10.Não basta administrar bem, fazendo mais e
melhores políticas públicas. É preciso construir hegemonia cultural e fazer
reformas estruturais, com destaque para a reforma política e para a Lei da
Mídia Democrática. Para atingir estes objetivos, tanto o PT quanto o conjunto
da esquerda devemos aprender a incorporar as energias, a militância, o ânimo
alegre e combativo que foi às ruas, especialmente no segundo turno da campanha
eleitoral. Também é preciso compreender os motivos e os mecanismos
político-culturais que levam parcelas dos setores médios e da classe
trabalhadora a tomarem atitudes reacionárias e a votarem na candidatura dos
ricos e poderosos.
11.Para que Dilma faça um segundo mandato superior
ao atual, será necessário desencadear um amplo processo de organização e
mobilização destes milhões de brasileiros e brasileiras que saíram às ruas não
apenas para apoiar Dilma Rousseff, mas principalmente para defender nossos
direitos humanos, nossos direitos à democracia, ao bem estar social, ao desenvolvimento,
à soberania nacional.
12.As eleições de 2014 reafirmaram a validade de
uma ideia que vem desde os anos 1980: para transformar o Brasil, é preciso
combinar ação institucional, mobilização social e organização partidária,
operando uma verdadeira “revolução cultural” no modo de fazer politica das
classes trabalhadoras.
13.O Partido dos Trabalhadores, como principal
partido da esquerda brasileira, está convocado a encabeçar este processo de
mobilização cultural, social e política. Que exigirá, repetimos, renovar nossa
capacidade de entender, de compreender, a sociedade brasileira, a natureza do
seu desenvolvimento capitalista, a luta de classes que aqui se trava sob as
mais variadas formas, cores e sabores.
14.As eleições mostraram que o PT possui raízes
profundas no povo, na classe trabalhadora, entre as mulheres, entre negros e
negras, na juventude. Mas também evidenciaram nossas imensas debilidades. A
consciência de classe e a generosidade de amplas parcelas do povo brasileiro
nos deram mais uma oportunidade de corrigir estas debilidades. Não temos o
direito de desperdiçá-la.
15.O Partido dos Trabalhadores tem a obrigação de
realizar um balanço profundo e sólido do processo eleitoral, que sirva de base
para uma orientação política global para o período 2015-2018.

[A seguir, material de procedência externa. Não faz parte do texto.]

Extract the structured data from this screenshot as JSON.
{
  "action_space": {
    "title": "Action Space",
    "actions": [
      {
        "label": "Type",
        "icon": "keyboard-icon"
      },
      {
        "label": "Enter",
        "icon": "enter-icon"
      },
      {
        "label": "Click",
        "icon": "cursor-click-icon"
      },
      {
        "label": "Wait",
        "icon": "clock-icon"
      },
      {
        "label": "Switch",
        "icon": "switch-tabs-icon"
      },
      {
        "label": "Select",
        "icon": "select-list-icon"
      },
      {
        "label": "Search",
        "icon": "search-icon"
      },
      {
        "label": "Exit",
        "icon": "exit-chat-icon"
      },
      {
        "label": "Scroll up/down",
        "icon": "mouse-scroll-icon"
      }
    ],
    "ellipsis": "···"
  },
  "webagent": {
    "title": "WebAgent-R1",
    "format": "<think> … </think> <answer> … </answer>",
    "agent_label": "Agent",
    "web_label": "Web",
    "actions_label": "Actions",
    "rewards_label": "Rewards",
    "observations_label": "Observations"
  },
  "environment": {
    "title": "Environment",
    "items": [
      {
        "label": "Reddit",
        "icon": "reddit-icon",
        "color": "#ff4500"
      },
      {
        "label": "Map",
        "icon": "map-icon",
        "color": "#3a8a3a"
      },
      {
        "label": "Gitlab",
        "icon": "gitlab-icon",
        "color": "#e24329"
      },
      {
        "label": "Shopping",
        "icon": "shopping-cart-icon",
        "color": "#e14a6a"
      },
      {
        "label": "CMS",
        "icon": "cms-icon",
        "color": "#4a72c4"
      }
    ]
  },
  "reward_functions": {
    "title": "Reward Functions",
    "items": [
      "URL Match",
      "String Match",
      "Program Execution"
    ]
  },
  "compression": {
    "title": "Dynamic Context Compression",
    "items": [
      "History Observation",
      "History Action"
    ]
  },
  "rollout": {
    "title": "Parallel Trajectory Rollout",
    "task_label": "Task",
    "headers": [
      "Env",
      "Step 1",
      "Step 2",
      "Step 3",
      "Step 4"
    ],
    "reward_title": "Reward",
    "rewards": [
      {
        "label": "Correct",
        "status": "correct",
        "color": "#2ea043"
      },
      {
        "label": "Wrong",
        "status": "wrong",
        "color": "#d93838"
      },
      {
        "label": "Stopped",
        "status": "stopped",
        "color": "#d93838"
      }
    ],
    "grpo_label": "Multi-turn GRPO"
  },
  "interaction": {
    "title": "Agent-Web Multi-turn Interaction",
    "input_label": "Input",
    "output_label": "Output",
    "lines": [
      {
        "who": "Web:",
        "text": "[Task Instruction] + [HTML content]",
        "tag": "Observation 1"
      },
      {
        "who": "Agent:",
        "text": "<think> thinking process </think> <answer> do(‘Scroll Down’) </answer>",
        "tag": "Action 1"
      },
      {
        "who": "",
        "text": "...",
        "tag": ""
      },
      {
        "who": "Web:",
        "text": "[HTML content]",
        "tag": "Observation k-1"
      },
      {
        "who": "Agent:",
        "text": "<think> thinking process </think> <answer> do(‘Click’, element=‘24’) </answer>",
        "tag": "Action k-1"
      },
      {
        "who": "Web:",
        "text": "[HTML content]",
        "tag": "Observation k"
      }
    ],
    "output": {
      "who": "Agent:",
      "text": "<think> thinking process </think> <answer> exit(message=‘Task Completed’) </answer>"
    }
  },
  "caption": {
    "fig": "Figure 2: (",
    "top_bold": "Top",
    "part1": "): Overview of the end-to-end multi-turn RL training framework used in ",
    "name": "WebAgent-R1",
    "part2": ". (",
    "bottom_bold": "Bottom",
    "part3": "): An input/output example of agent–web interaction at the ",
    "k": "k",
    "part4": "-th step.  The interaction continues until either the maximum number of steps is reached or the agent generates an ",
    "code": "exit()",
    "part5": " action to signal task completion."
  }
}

16.Realizar um balanço desta natureza demandará um
certo tempo, necessário para analisar variados aspectos, consolidar os dados
mensuráveis, ouvir as distintas opiniões, produzir uma reflexão à altura do
processo extraordinariamente rico que vivemos, só comparável à campanha de
1989.
17.O 5º Congresso do Partido dos Trabalhadores deve
converter-se neste processo de diálogo entre o Partido e estes milhões que
foram às ruas defender a reeleição de Dilma Rousseff. Um diálogo tanto com os
petistas quanto com aqueles que não são do PT e que criticam, sob diferentes
ângulos, nosso Partido.
18.Cabe ao Diretório Nacional do PT, convocado para
os dias 28 e 29 de novembro de 2014, aprovar uma agenda congressual que preveja
debates abertos a toda a militância que se engajou em defesa da candidatura
Dilma, bem como um momento final que possibilite a síntese e o salto de
qualidade tão necessários para que o Partido seja capaz de, tanto quanto
superar seus problemas atuais, contribuir para que o segundo mandato de Dilma
seja superior ao primeiro.
19.Porém, certas medidas, impostas pela realidade
internacional e nacional, mas principalmente pela atitude golpista da oposição,
precisam ser tomadas imediatamente, não podem esperar pelo 5º Congresso.
20.Embora o candidato da oposição tenha aceitado a
derrota, o bloco conservador age como se não tivesse perdido as eleições.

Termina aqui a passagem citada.